Insight's big job is inventory. This is an automated task, and the tool constantly looks for assets that have been added or removed. Not willing to take a single view, to avoid errors Insight corroborates from multiple sources. It is interested in changes to VMs as well so that it can group them appropriately into the appropriate trust zones.
One of the important tools used by Insight is NetFlow data. NetFlow tracks data between devices and, ultimately, between trust zones. This approach adds a lot of granularity - such as ports and protocols - to the IP locations of the virtual devices. It also allows one of the clearest visual displays we've seen. While Catbird Secure uses, among other displays, the RADAR display - which we really like for its clarity - Insight uses a circular display that shows zones placed around a wheel and lines between the assets indicating traffic flowing between them.
What we found fascinating about this display - actually very good and simple to understand at-a-glance analytics - was that a baseline can be established and then deviations from the baseline detected and alerted on.
Insight has two core components: the Catbird Control Center and the Virtual Machine Appliances (vMA). The Control Center is, itself, a virtual machine and it steers the vMAs. The vMAs are deployed as virtual machines on each switch and are lightweight, not in-line deployments.

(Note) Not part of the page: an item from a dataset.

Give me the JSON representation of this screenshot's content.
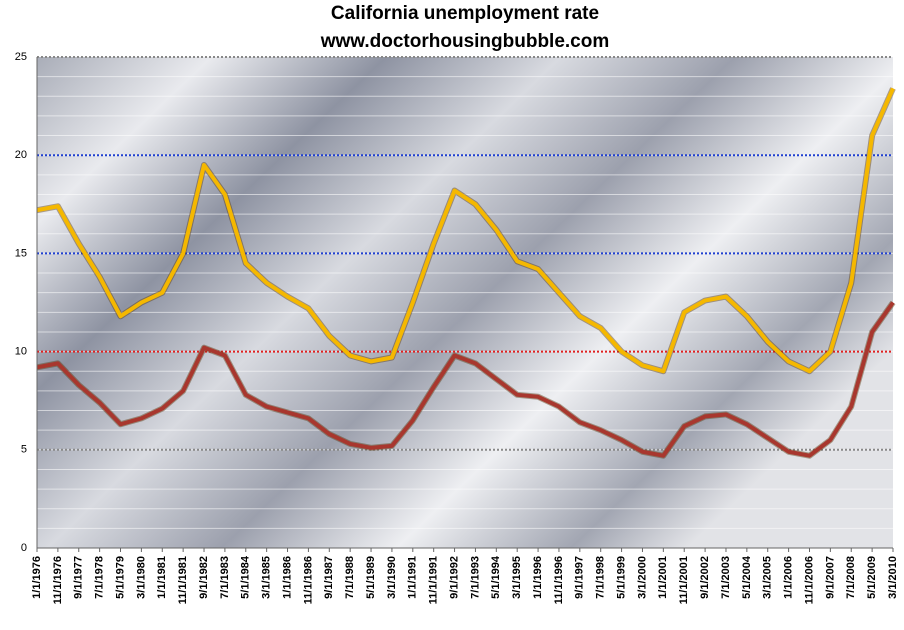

Secure has some nice features as well. For example, one can extend the notion of access control lists - ACLs - to zone access control lists - ZACLs. That lets admins manage the way trust zones communicate with each other. Everything that both of these tools does is driven by compliance requirements. All analysis done by Secure, for example, is based on regulatory and policy compliance.
Secure can manage vulnerabilities as well as IPS behavior and all of the relationships that impact that management task are set by Insight and the policies in Secure. Together, these two products are a formidable tool in securing the virtual data center and they take an entirely different approach than most other, similar products. Unlike Insight, Secure does not alert. Rather, it enforces its policies. Since those policies are built based on the relationships discovered, mapped and analyzed by Insight, the likelihood of a security function being compromised without the administrator knowing is pretty small indeed.
We found this product - as we have its sister product, Secure, in the past - a very nice tool with an innovative approach to managing security in a virtual data center. We also like that it can be deployed in many cloud environments without impacting the cloud community - while still protecting the organization deploying it.
Price seems high until one realizes that pricing is by the host up to 50 hosts. A 50-host data center is pretty good size and there are likely to be a very large number of virtual networks and virtual machines. So, since there are no restrictions on the number of VMs or networks, pricing actually is very reasonable.
Product Catbird Insight
Price $25,000 up to 50 hosts.
What it does Automatically and continuously discovers all assets in the virtual infrastructure, allows the grouping of these assets into logical Catbird Trust Zones.
What we liked The ability to apply sophisticated analytics due to asset relationships and traffic flows discovered by Insight.